I haven't tied flies in quite some time. Then again, I haven't fished in a while until this past weekend. No, I didn't blog about it and won't be. There's nothing to tell. Saw no fish, caught no fish. I did chat with a couple other people on the river who were singing the same sad tune I was. Thus, no post.
Back to what I was saying. I haven't tied flies in quite some time, and I feel a little guilty. Because of that I dropped by the fly shop over the weekend to pick up a couple things I don't have to tie a special fly. What to tie? I have plenty of typical trout patterns, and I still have a number of random steelhead flies. On the other hand I've been wanting to do a little more carp fishing this spring/summer, so a carp fly is my goal. What does a carp fly look like? If you ask me it looks like a bunch of garbage that you have strung around a hook. As long as the fly has a little weight to get it down and then swims through the water in front of a feeding carp, he will eat it. Carp are not picky like trout, possibly because pretty much no one fishes for them. Carp are also not small like trout.
The only carp specific fly I really know of is Jay Zimmerman's Backstabber carp fly. Does it work? I don't know, but I trust Jay. At the very least he knows way more than I do. And he can show me how to tie it via YouTube.
It's actually a surprisingly simply fly. It only takes a couple ingredients and ties in just a couple minutes. Even for the novice like myself.

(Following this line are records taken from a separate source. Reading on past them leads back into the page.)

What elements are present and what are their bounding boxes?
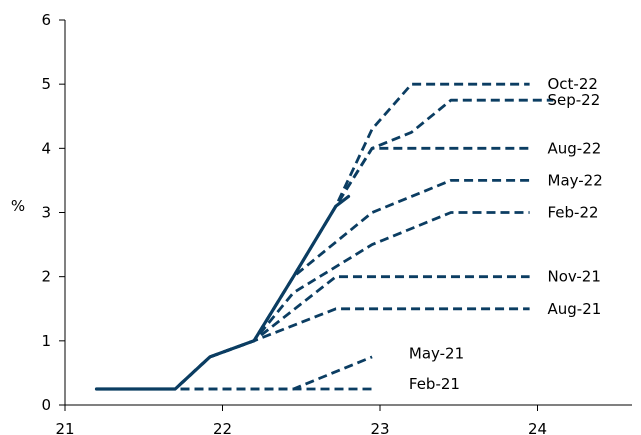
y-tick-label: 0 (41, 396, 51, 414)
series-line-may-21 (96, 355, 373, 391)
series-label-feb-22: Feb-22 (548, 204, 599, 222)
series-line-actual (94, 194, 351, 391)
y-tick-label: 6 (41, 11, 51, 29)
series-line-nov-21 (96, 275, 530, 391)
x-tick-label: 22 (213, 420, 232, 435)
series-line-oct-22 (96, 82, 530, 391)
series-label-aug-21: Aug-21 (548, 300, 602, 318)
series-line-aug-22 (96, 146, 530, 391)
series-label-sep-22: Sep-22 (548, 91, 601, 109)
series-line-sep-22 (96, 98, 554, 391)
y-tick-label: 2 (41, 268, 51, 286)
series-label-may-21: May-21 (409, 345, 464, 363)
y-tick-label: 1 (41, 332, 51, 350)
series-label-oct-22: Oct-22 (548, 75, 598, 93)
x-tick-label: 23 (370, 420, 389, 435)
x-tick-label: 24 (528, 420, 547, 435)
y-tick-label: 4 (41, 139, 51, 157)
series-label-feb-21: Feb-21 (409, 375, 460, 393)
y-axis-title: % (11, 197, 25, 215)
series-layer (94, 82, 554, 391)
series-label-nov-21: Nov-21 (548, 268, 601, 286)
series-line-aug-21 (96, 307, 530, 391)
x-tick-label: 21 (55, 420, 74, 435)
y-tick-label: 5 (41, 75, 51, 93)
series-label-aug-22: Aug-22 (548, 139, 602, 157)
y-tick-label: 3 (41, 204, 51, 222)
series-label-may-22: May-22 (548, 171, 603, 189)
series-line-feb-22 (96, 211, 530, 391)
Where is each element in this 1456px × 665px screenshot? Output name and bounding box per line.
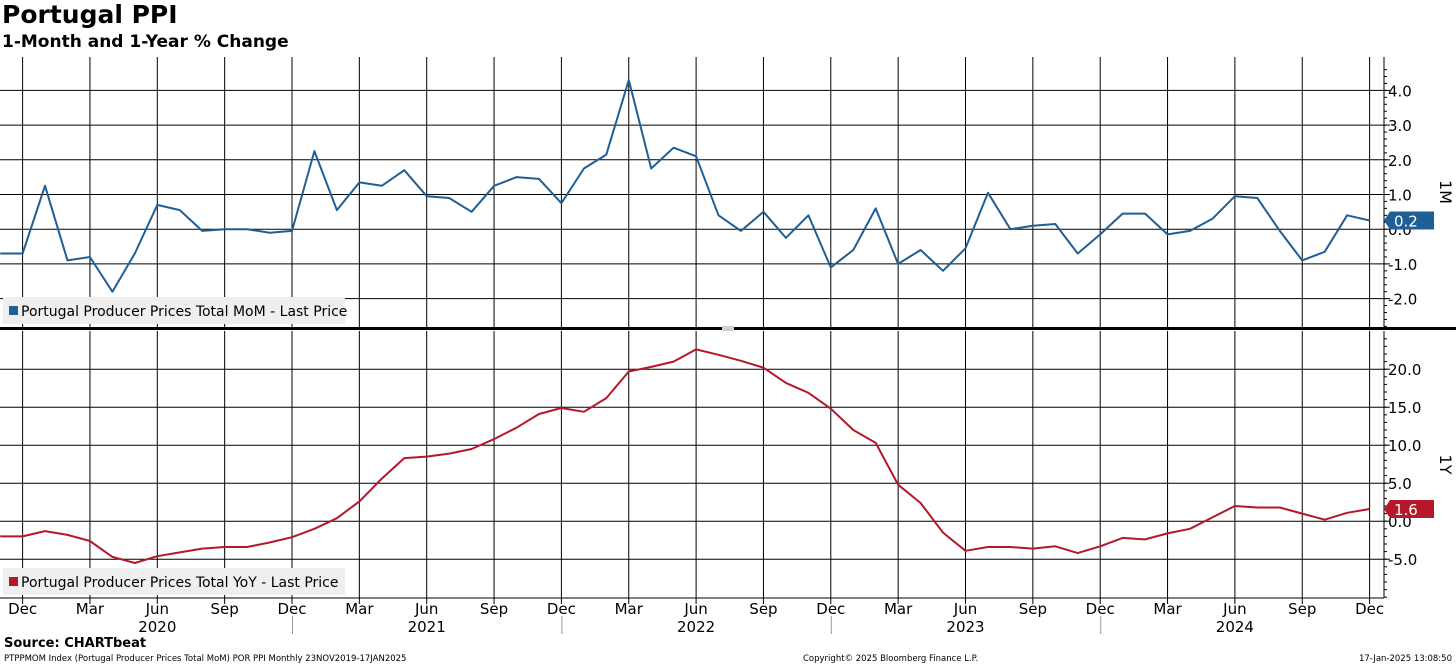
x-year-label: 2022 <box>677 618 715 636</box>
x-tick-label: Mar <box>884 600 913 618</box>
x-year-label: 2024 <box>1216 618 1254 636</box>
y-tick-label: 2.0 <box>1388 152 1412 170</box>
bottom-axis-label: 1Y <box>1436 455 1455 475</box>
x-axis: Dec Mar Jun Sep Dec Mar Jun Sep Dec Mar Jun Sep Dec M… <box>0 597 1384 636</box>
timestamp-text: 17-Jan-2025 13:08:50 <box>1358 654 1452 664</box>
y-tick-label: 3.0 <box>1388 117 1412 135</box>
legend-label: Portugal Producer Prices Total YoY - Las… <box>21 575 339 591</box>
copyright-text: Copyright© 2025 Bloomberg Finance L.P. <box>803 654 979 664</box>
badge-background <box>1384 500 1434 519</box>
bottom-last-value-badge: 1.6 <box>1384 500 1434 519</box>
x-tick-label: Mar <box>345 600 374 618</box>
y-tick-label: 1.0 <box>1388 187 1412 205</box>
x-tick-label: Jun <box>953 600 977 618</box>
x-tick-label: Sep <box>1019 600 1047 618</box>
x-tick-label: Sep <box>749 600 777 618</box>
x-tick-label: Jun <box>414 600 438 618</box>
x-tick-label: Jun <box>683 600 707 618</box>
legend-swatch <box>9 306 18 315</box>
x-tick-label: Jun <box>145 600 169 618</box>
y-tick-label: -5.0 <box>1388 551 1417 569</box>
bottom-series-line <box>0 348 1370 564</box>
bottom-legend: Portugal Producer Prices Total YoY - Las… <box>3 568 345 595</box>
x-tick-label: Sep <box>1288 600 1316 618</box>
top-axis-label: 1M <box>1436 180 1455 204</box>
y-tick-label: -1.0 <box>1388 256 1417 274</box>
top-last-value-badge: 0.2 <box>1384 211 1434 231</box>
x-tick-label: Dec <box>816 600 845 618</box>
y-tick-label: -2.0 <box>1388 291 1417 309</box>
page-title: Portugal PPI <box>2 0 178 29</box>
x-tick-label: Dec <box>1086 600 1115 618</box>
x-tick-label: Mar <box>615 600 644 618</box>
last-value-label: 1.6 <box>1394 501 1418 519</box>
x-tick-label: Dec <box>1355 600 1384 618</box>
y-tick-label: 4.0 <box>1388 82 1412 100</box>
x-tick-label: Dec <box>8 600 37 618</box>
x-tick-label: Dec <box>277 600 306 618</box>
y-tick-label: 5.0 <box>1388 475 1412 493</box>
legend-background <box>3 297 345 324</box>
x-tick-label: Dec <box>547 600 576 618</box>
page-subtitle: 1-Month and 1-Year % Change <box>2 32 289 52</box>
source-label: Source: CHARTbeat <box>4 636 147 651</box>
y-tick-label: 10.0 <box>1388 437 1421 455</box>
panel-resize-handle[interactable] <box>722 326 734 331</box>
legend-background <box>3 568 345 595</box>
x-tick-label: Sep <box>211 600 239 618</box>
x-tick-label: Sep <box>480 600 508 618</box>
x-year-label: 2020 <box>138 618 176 636</box>
legend-label: Portugal Producer Prices Total MoM - Las… <box>21 304 347 320</box>
legend-swatch <box>9 577 18 586</box>
x-year-label: 2021 <box>408 618 446 636</box>
badge-background <box>1384 211 1434 230</box>
top-legend: Portugal Producer Prices Total MoM - Las… <box>3 297 347 324</box>
x-tick-label: Mar <box>1153 600 1182 618</box>
x-tick-label: Mar <box>76 600 105 618</box>
last-value-label: 0.2 <box>1394 213 1418 231</box>
x-tick-label: Jun <box>1222 600 1246 618</box>
y-tick-label: 15.0 <box>1388 399 1421 417</box>
y-tick-label: 20.0 <box>1388 361 1421 379</box>
top-series-line <box>0 79 1370 293</box>
ticker-info: PTPPMOM Index (Portugal Producer Prices … <box>4 654 407 664</box>
x-year-label: 2023 <box>946 618 984 636</box>
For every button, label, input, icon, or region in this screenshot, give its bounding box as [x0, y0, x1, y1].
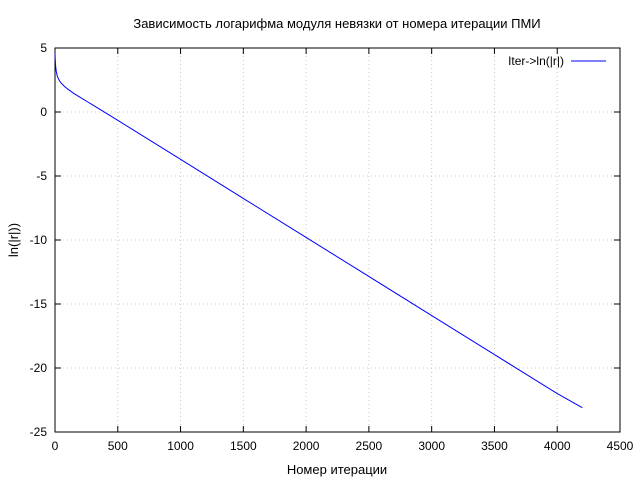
y-tick-label: -5: [36, 169, 47, 183]
y-tick-label: 0: [40, 105, 47, 119]
x-axis-label: Номер итерации: [287, 462, 387, 477]
x-tick-label: 4500: [607, 439, 634, 453]
x-tick-label: 2500: [356, 439, 383, 453]
x-tick-label: 0: [52, 439, 59, 453]
y-tick-label: -10: [30, 233, 48, 247]
x-tick-label: 3000: [418, 439, 445, 453]
axis-ticks: 0 500 1000 1500 2000 2500 3000 3500 4000 4500 -25 -…: [30, 41, 634, 453]
x-tick-label: 1500: [230, 439, 257, 453]
chart-title: Зависимость логарифма модуля невязки от …: [133, 16, 540, 31]
legend: Iter->ln(|r|): [508, 54, 606, 68]
y-tick-label: 5: [40, 41, 47, 55]
x-tick-label: 1000: [167, 439, 194, 453]
x-tick-label: 4000: [544, 439, 571, 453]
x-tick-label: 2000: [293, 439, 320, 453]
x-tick-label: 500: [108, 439, 128, 453]
legend-label: Iter->ln(|r|): [508, 54, 564, 68]
x-tick-label: 3500: [481, 439, 508, 453]
y-tick-label: -15: [30, 297, 48, 311]
y-tick-label: -20: [30, 361, 48, 375]
series-line: [54, 53, 583, 409]
grid-lines: [55, 48, 620, 432]
series-layer: [54, 53, 583, 409]
y-tick-label: -25: [30, 425, 48, 439]
y-axis-label: ln(|r|)): [6, 223, 21, 257]
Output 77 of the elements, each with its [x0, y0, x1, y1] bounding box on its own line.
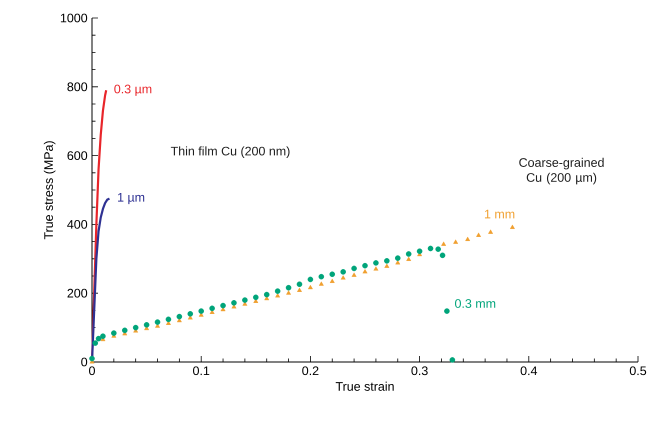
point	[92, 340, 98, 346]
point	[286, 284, 292, 290]
point	[476, 232, 482, 237]
point	[441, 242, 446, 246]
point	[122, 328, 128, 334]
point	[209, 306, 215, 312]
x-tick-label: 0.3	[411, 366, 428, 376]
x-tick-label: 0.2	[302, 366, 318, 376]
point	[132, 324, 138, 330]
point	[330, 278, 335, 283]
point	[274, 288, 280, 294]
point	[144, 322, 150, 328]
point	[435, 246, 441, 252]
series-label: 1 µm	[118, 193, 144, 204]
point	[340, 275, 346, 280]
point	[395, 260, 400, 264]
point	[166, 316, 172, 322]
point	[373, 266, 378, 271]
point	[444, 308, 450, 314]
point	[465, 236, 470, 242]
point	[318, 274, 324, 280]
point	[340, 269, 346, 275]
point	[187, 311, 194, 317]
x-tick-label: 0.4	[520, 366, 538, 376]
point	[384, 258, 390, 264]
point	[488, 230, 494, 234]
point	[352, 272, 357, 277]
y-tick-label: 0	[81, 358, 88, 366]
point	[406, 256, 412, 261]
point	[428, 246, 434, 252]
y-tick-label: 1000	[60, 14, 88, 22]
point	[154, 319, 160, 325]
y-tick-label: 800	[67, 82, 88, 92]
point	[296, 281, 302, 288]
point	[416, 248, 422, 254]
point	[96, 336, 102, 342]
x-tick-label: 0	[89, 366, 95, 376]
point	[406, 251, 412, 257]
point	[318, 281, 324, 286]
point	[253, 294, 259, 300]
point	[286, 290, 292, 295]
point	[450, 357, 456, 363]
point	[329, 271, 336, 278]
point	[510, 224, 515, 229]
series-label: 0.3 µm	[114, 84, 152, 96]
annotation: Thin film Cu (200 nm)	[170, 146, 290, 158]
point	[384, 264, 390, 268]
point	[362, 269, 368, 274]
point	[308, 284, 313, 290]
annotation: Coarse-grained Cu (200 µm)	[519, 158, 604, 184]
point	[220, 302, 226, 308]
point	[242, 297, 248, 303]
point	[198, 308, 204, 314]
y-tick-label: 400	[67, 220, 88, 229]
point	[394, 255, 401, 261]
x-tick-label: 0.1	[193, 366, 210, 376]
y-tick-label: 600	[68, 151, 88, 160]
point	[100, 333, 106, 339]
point	[89, 356, 95, 362]
point	[111, 330, 117, 336]
y-tick-label: 200	[68, 288, 88, 298]
point	[373, 260, 379, 266]
y-axis-title: True stress (MPa)	[44, 141, 56, 240]
point	[453, 239, 458, 244]
point	[275, 293, 280, 298]
series-label: 1 mm	[484, 210, 514, 218]
point	[264, 292, 270, 298]
point	[351, 266, 357, 272]
point	[297, 288, 302, 292]
series-label: 0.3 mm	[455, 299, 496, 308]
x-tick-label: 0.5	[630, 366, 646, 376]
point	[231, 300, 237, 306]
point	[362, 262, 368, 268]
point	[440, 252, 446, 258]
point	[308, 276, 314, 282]
point	[176, 314, 182, 320]
x-axis-title: True strain	[336, 382, 394, 391]
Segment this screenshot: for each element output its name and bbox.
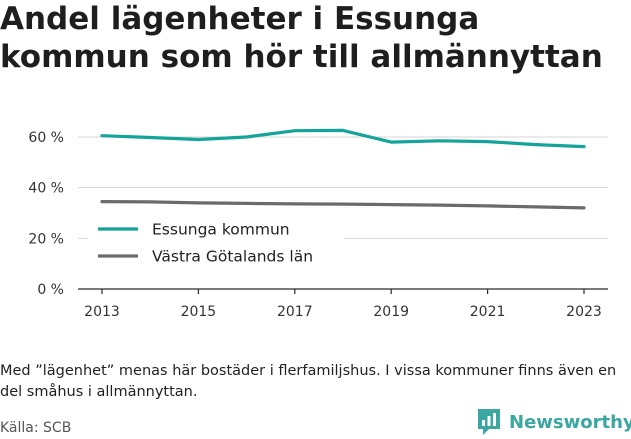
x-tick-label: 2015	[181, 304, 217, 320]
series-line	[100, 128, 586, 149]
y-axis-tick-labels: 0 % 20 % 40 % 60 %	[28, 130, 64, 298]
x-tick-label: 2023	[566, 304, 602, 320]
x-tick-label: 2021	[470, 304, 506, 320]
chart-title: Andel lägenheter i Essunga kommun som hö…	[0, 1, 603, 75]
legend-label: Västra Götalands län	[152, 248, 313, 266]
brand-logo[interactable]: Newsworthy	[476, 407, 631, 437]
y-tick-label: 40 %	[28, 181, 64, 197]
series-line	[100, 200, 586, 210]
source-label: Källa: SCB	[0, 420, 72, 436]
x-tick-label: 2019	[373, 304, 409, 320]
footnote: Med ”lägenhet” menas här bostäder i fler…	[0, 363, 617, 400]
newsworthy-logo-icon	[478, 409, 500, 435]
series-lines	[100, 128, 586, 210]
y-tick-label: 20 %	[28, 231, 64, 247]
x-tick-label: 2017	[277, 304, 313, 320]
legend: Essunga kommun Västra Götalands län	[88, 217, 344, 271]
x-axis-tick-labels: 2013 2015 2017 2019 2021 2023	[84, 289, 602, 320]
legend-background	[88, 217, 344, 271]
x-tick-label: 2013	[84, 304, 120, 320]
legend-label: Essunga kommun	[152, 221, 290, 239]
line-chart: 0 % 20 % 40 % 60 % 2013 2015 2017 2019 2021 2023…	[28, 128, 608, 320]
y-tick-label: 60 %	[28, 130, 64, 146]
y-tick-label: 0 %	[37, 282, 64, 298]
brand-name: Newsworthy	[509, 411, 631, 433]
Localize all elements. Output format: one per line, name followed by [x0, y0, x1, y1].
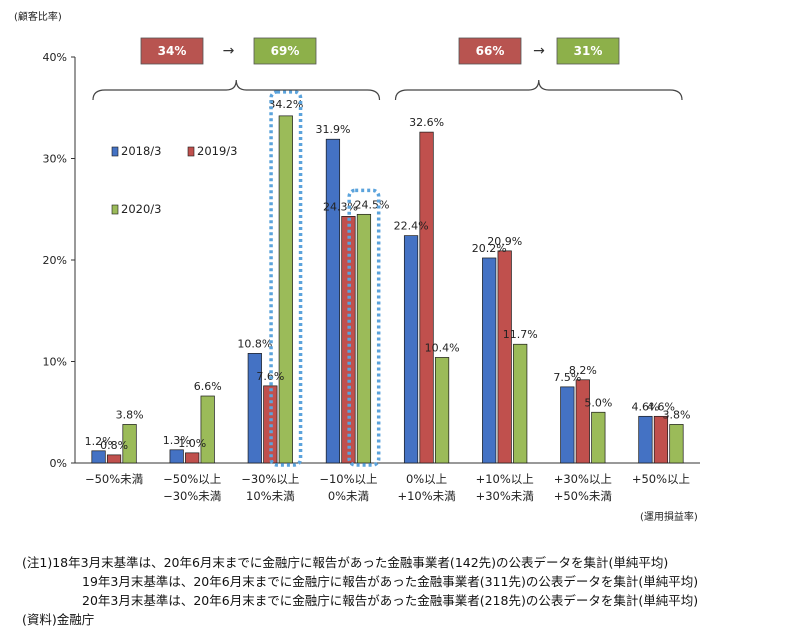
data-label: 7.5% [553, 371, 581, 384]
bar-2019-3-0 [106, 454, 122, 464]
category-label: +50%以上 [632, 472, 690, 486]
bar-2020-3-0 [122, 424, 137, 464]
data-label: 11.7% [503, 328, 538, 341]
y-tick-label: 0% [50, 457, 67, 470]
data-label: 1.0% [178, 437, 206, 450]
category-label: −50%未満 [85, 472, 143, 486]
category-label: 10%未満 [246, 489, 295, 503]
note-3: 20年3月末基準は、20年6月末までに金融庁に報告があった金融事業者(218先)… [82, 593, 699, 608]
note-prefix: (注1) [22, 555, 53, 570]
category-label: −30%以上 [241, 472, 299, 486]
data-label: 31.9% [315, 123, 350, 136]
data-label: 4.6% [631, 400, 659, 413]
y-tick-label: 30% [43, 153, 67, 166]
summary-to-label: 69% [271, 44, 300, 58]
y-tick-label: 40% [43, 51, 67, 64]
y-axis-title: (顧客比率) [14, 10, 62, 23]
highlight-box [347, 188, 381, 467]
bar-2020-3-4 [434, 357, 450, 464]
category-label: −30%未満 [163, 489, 221, 503]
data-label: 3.8% [116, 408, 144, 421]
legend-swatch [187, 146, 195, 157]
summary-from-box [140, 37, 204, 65]
category-label: −50%以上 [163, 472, 221, 486]
data-label: 3.8% [662, 408, 690, 421]
data-label: 8.2% [569, 364, 597, 377]
summary-from-box [458, 37, 522, 65]
data-label: 34.2% [268, 98, 303, 111]
bar-2018-3-6 [560, 386, 575, 464]
bar-2020-3-7 [669, 424, 684, 464]
data-label: 10.8% [237, 337, 272, 350]
summary-to-label: 31% [574, 44, 603, 58]
data-label: 20.2% [472, 242, 507, 255]
data-label: 6.6% [194, 380, 222, 393]
legend-swatch [111, 146, 119, 157]
bar-2020-3-2 [278, 115, 293, 464]
category-label: −10%以上 [319, 472, 377, 486]
bar-2020-3-5 [513, 343, 528, 464]
bar-2019-3-7 [653, 415, 669, 464]
data-label: 24.5% [354, 198, 389, 211]
legend-label: 2018/3 [121, 144, 161, 158]
summary-to-box [556, 37, 620, 65]
category-label: +30%以上 [554, 472, 612, 486]
brace-right [394, 79, 683, 101]
summary-from-label: 34% [158, 44, 187, 58]
footnotes: (注1)18年3月末基準は、20年6月末までに金融庁に報告があった金融事業者(1… [22, 553, 797, 629]
bar-2019-3-4 [419, 131, 434, 464]
bar-2018-3-5 [482, 257, 497, 464]
data-label: 20.9% [487, 235, 522, 248]
category-label: 0%未満 [328, 489, 369, 503]
bar-2018-3-0 [91, 450, 106, 464]
data-label: 1.3% [163, 434, 191, 447]
legend-label: 2019/3 [197, 144, 237, 158]
data-label: 1.2% [85, 435, 113, 448]
legend-swatch [111, 204, 119, 215]
y-tick-label: 20% [43, 254, 67, 267]
arrow-label: → [223, 43, 235, 59]
data-label: 0.8% [100, 439, 128, 452]
highlight-box [269, 90, 303, 467]
category-label: +50%未満 [554, 489, 612, 503]
data-label: 22.4% [394, 220, 429, 233]
data-label: 32.6% [409, 116, 444, 129]
arrow-label: → [533, 43, 545, 59]
note-1: (注1)18年3月末基準は、20年6月末までに金融庁に報告があった金融事業者(1… [22, 553, 797, 572]
category-label: +30%未満 [476, 489, 534, 503]
category-label: +10%未満 [397, 489, 455, 503]
bar-2020-3-3 [356, 213, 372, 464]
bar-2018-3-1 [169, 449, 184, 464]
y-tick-label: 10% [43, 356, 67, 369]
note-2: 19年3月末基準は、20年6月末までに金融庁に報告があった金融事業者(311先)… [82, 574, 699, 589]
bar-2019-3-6 [575, 379, 590, 464]
bar-2019-3-5 [497, 250, 512, 464]
bar-2018-3-7 [638, 415, 653, 464]
summary-from-label: 66% [476, 44, 505, 58]
brace-left [92, 79, 381, 101]
bar-2018-3-4 [403, 235, 419, 464]
bar-2020-3-1 [200, 395, 215, 464]
data-label: 5.0% [584, 396, 612, 409]
data-label: 24.3% [323, 200, 358, 213]
legend-label: 2020/3 [121, 202, 161, 216]
note-1-text: 18年3月末基準は、20年6月末までに金融庁に報告があった金融事業者(142先)… [52, 555, 669, 570]
bar-chart: (顧客比率) 0% 10% 20% 30% 40% 1.2%0.8% 3.8% 1.3%1.… [14, 10, 700, 523]
source-note: (資料)金融庁 [22, 612, 95, 627]
bar-2020-3-6 [591, 411, 606, 464]
summary-to-box [253, 37, 317, 65]
category-label: 0%以上 [406, 472, 447, 486]
bar-2018-3-2 [247, 353, 262, 464]
data-label: 10.4% [425, 341, 460, 354]
bar-2019-3-1 [185, 452, 200, 464]
category-label: +10%以上 [476, 472, 534, 486]
bar-2018-3-3 [325, 138, 341, 464]
x-axis-title: (運用損益率) [640, 510, 698, 523]
data-label: 4.6% [647, 400, 675, 413]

Attempt #1 looked like this:
Like I said, garbage on a hook with some weight. That's about it. I don't know if I did a good job on this one, but as far as I can tell it looks just fine.
And 15 minutes later I had the following:
Enough to hook and lose four carp! Now I just need to figure out where to go chase the carps around once I get frustrated with the impossibility of catching steelhead.